Thursday, April 26, 2007
(12:10 PM) | Adam Kotsko:
David Brooks: Some Thoughts
David Brooks' columns for the New York Times were really bad when he first started there. But during the time between the introduction of the "Times Select" paywall and their decision to allow people with university e-mail addresses to get behind the paywall for free, he seems to have improved.This may simply be a matter of getting better at the column form, which seems like it would be pretty constraining. It seems, however, that it is at least partly indicative of a shift among American conservatives in the past year or so. Conservative pundits have always identified more closely with the Republican party than liberal pundits do with the Democrats, and in the past six years, that has required a profound degree of hackery.

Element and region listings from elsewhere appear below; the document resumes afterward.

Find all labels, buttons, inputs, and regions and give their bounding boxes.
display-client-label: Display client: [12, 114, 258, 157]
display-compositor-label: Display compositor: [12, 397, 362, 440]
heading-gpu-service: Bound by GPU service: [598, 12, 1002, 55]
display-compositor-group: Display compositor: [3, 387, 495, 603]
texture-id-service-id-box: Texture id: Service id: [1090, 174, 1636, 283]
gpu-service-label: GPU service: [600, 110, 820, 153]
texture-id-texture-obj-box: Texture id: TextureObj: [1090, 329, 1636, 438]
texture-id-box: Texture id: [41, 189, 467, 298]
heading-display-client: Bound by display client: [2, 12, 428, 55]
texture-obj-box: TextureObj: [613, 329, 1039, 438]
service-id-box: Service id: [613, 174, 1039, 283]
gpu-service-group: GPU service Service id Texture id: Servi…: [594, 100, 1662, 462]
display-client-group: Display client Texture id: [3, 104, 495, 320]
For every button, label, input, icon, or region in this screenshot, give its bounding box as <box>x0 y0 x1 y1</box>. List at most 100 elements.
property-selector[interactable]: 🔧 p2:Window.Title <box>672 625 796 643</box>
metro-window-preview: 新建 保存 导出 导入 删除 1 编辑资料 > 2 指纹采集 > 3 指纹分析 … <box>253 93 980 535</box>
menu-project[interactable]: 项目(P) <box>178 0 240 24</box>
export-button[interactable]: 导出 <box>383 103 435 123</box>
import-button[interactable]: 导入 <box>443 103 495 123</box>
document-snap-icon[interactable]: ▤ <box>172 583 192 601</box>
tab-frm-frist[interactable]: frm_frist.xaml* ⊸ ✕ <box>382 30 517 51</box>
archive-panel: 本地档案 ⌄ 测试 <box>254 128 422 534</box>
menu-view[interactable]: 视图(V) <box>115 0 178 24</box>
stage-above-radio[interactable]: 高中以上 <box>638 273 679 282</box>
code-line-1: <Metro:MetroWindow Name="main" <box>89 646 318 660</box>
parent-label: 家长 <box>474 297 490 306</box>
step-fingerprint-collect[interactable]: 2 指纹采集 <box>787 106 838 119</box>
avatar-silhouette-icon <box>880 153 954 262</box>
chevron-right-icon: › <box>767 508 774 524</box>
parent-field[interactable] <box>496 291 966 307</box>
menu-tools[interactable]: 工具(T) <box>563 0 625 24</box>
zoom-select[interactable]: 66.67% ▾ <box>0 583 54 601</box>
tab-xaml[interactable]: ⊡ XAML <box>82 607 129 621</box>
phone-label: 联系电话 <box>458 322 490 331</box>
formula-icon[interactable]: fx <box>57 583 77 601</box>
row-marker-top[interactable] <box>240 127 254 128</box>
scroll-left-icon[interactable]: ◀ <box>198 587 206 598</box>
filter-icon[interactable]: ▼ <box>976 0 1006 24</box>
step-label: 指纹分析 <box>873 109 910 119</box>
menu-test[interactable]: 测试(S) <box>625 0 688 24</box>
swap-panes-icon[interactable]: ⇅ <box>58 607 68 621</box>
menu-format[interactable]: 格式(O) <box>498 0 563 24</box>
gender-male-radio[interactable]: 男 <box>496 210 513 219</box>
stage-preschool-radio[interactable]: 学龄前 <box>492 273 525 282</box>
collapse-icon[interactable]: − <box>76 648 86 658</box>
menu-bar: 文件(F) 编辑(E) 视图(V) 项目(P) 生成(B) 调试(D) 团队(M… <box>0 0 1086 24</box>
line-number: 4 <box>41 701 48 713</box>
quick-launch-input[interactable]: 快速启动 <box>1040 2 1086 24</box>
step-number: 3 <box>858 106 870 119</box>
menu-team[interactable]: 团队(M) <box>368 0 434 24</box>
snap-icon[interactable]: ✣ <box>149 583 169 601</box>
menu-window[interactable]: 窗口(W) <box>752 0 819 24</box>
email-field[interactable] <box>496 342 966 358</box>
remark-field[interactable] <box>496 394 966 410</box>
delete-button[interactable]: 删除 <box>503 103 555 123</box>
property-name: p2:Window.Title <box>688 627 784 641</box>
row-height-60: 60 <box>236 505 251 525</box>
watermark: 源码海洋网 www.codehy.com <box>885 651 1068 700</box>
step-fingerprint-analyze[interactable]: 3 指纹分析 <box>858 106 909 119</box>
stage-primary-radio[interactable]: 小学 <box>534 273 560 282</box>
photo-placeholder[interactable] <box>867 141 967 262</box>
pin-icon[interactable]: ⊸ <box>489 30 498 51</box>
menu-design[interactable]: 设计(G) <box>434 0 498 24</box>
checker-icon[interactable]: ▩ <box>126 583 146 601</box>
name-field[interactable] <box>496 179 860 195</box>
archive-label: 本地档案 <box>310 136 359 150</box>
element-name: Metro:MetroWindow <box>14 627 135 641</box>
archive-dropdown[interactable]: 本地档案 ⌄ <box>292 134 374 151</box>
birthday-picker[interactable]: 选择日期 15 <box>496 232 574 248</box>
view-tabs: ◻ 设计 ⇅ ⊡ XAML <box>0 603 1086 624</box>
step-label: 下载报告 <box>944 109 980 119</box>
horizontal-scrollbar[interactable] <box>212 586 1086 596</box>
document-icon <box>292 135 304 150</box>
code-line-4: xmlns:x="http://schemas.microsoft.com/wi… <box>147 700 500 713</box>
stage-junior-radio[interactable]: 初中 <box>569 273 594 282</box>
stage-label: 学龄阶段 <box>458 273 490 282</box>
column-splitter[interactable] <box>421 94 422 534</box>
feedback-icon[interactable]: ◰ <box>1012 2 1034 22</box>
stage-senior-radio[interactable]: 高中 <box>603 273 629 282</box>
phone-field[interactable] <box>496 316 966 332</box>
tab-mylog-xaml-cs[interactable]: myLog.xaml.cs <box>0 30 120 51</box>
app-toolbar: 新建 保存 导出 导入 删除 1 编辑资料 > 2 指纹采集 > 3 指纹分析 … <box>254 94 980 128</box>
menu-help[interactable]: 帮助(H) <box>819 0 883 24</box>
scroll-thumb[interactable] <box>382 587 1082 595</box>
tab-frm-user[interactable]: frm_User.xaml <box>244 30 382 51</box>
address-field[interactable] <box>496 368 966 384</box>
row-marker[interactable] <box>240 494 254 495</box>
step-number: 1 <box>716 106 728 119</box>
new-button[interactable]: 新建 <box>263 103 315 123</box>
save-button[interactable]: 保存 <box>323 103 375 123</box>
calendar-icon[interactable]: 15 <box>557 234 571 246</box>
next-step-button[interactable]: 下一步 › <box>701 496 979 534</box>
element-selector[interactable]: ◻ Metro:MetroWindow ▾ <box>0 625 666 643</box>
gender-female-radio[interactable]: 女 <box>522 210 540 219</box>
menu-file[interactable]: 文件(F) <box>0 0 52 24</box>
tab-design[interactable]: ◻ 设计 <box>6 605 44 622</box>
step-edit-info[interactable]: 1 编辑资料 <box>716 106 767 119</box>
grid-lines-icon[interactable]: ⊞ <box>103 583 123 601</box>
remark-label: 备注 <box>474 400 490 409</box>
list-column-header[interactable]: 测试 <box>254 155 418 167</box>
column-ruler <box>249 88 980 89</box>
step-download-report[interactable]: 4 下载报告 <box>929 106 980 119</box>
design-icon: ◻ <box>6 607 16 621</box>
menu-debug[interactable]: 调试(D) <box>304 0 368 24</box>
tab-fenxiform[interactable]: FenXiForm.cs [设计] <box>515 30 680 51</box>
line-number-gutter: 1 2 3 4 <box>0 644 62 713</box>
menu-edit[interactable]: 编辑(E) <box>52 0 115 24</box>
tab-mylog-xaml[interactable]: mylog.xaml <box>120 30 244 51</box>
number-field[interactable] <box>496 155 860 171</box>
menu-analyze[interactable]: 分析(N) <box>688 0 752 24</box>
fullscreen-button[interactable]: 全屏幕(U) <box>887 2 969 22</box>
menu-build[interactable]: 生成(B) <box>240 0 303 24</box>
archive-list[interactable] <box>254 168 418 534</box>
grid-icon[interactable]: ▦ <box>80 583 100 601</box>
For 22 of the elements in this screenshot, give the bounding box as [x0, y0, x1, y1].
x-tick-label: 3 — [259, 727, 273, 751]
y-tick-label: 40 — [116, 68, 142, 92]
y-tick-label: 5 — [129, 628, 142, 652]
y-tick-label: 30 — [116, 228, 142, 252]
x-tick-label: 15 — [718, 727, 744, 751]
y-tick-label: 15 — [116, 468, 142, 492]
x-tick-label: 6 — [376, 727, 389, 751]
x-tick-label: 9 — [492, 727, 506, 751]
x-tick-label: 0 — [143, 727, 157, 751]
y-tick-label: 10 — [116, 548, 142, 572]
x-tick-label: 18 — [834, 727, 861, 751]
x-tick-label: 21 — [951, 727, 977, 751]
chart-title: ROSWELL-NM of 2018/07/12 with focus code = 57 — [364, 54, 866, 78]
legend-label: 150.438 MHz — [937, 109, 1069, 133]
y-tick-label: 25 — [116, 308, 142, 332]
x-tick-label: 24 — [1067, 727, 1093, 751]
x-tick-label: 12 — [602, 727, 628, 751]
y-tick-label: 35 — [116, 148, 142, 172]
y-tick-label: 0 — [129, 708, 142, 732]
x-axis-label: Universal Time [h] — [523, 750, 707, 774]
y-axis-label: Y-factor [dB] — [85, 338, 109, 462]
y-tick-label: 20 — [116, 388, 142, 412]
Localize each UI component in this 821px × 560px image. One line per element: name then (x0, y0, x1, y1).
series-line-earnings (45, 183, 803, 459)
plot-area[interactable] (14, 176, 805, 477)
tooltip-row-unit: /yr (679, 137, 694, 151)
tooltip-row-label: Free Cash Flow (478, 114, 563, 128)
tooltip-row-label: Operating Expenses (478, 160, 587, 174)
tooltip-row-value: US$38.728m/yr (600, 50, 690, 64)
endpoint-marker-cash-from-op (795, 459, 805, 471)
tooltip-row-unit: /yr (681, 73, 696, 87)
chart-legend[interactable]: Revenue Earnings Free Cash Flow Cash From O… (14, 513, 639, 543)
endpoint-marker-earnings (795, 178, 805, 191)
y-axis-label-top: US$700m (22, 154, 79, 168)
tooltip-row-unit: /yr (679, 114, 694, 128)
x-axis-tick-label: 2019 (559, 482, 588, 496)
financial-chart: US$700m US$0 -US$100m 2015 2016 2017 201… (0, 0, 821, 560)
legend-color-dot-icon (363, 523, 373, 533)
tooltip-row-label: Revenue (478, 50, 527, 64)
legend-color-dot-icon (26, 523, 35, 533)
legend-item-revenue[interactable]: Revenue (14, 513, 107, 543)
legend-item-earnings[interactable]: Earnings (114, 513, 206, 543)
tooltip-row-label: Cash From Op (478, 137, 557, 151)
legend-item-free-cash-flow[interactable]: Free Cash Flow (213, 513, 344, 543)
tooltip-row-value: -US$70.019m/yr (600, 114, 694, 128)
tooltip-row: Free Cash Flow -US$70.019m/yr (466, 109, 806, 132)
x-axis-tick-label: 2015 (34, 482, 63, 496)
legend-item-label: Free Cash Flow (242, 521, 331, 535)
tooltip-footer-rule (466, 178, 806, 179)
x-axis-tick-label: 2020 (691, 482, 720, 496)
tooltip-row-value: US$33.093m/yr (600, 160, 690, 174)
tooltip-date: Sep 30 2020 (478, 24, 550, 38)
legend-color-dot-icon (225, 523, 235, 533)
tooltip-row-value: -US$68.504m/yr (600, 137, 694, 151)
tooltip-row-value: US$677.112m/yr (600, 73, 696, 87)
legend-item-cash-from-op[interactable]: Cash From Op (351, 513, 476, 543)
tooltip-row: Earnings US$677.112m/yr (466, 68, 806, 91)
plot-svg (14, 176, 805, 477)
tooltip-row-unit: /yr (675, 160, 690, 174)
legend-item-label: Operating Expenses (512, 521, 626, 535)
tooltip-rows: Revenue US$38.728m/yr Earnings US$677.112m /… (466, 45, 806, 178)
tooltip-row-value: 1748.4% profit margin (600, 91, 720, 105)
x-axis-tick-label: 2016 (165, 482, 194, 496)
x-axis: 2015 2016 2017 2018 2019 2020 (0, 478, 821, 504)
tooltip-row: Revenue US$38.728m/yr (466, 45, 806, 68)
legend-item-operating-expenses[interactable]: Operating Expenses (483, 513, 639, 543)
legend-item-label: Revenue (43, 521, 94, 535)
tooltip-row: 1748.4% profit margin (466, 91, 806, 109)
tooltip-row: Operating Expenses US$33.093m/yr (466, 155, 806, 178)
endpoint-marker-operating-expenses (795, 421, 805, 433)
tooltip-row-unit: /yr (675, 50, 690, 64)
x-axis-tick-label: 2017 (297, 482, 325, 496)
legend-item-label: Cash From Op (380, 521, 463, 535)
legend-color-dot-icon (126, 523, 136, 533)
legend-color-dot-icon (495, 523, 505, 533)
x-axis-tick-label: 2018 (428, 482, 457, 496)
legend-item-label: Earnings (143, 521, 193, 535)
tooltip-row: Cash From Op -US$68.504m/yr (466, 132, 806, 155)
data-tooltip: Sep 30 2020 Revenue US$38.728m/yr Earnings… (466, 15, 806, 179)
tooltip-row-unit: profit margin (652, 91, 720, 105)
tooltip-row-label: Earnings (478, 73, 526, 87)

Now with Bush and the war being so unpopular, it seems like there's at least some minimal breathing room for conservatives to question strict orthodoxy -- so David Brooks is able, for example, to say that the battle of evolution vs. creationism is very much a rearguard effort (evolution now provides the "metanarrative" of our intellectual classes), and that it's obvious that abortion should be legal in at least the first four or five months. Whether he's right about those things is of course a separate question, but at least he's no longer doing the little trick of "I'm very open-minded and balanced, but doesn't it seem clear that Bush is right about absolutely everything?" He's still a conservative and still has some really dumb views, but at least he's not completely predictable anymore.
I assume that a new party line and infallible leader will be introduced sooner or later, and things will go back to normal. But it seems possible that historians will look back on late 2006 through 2008 as the Golden Age of Conservative Punditry. So let's enjoy the minimal indications of independent thought while they last.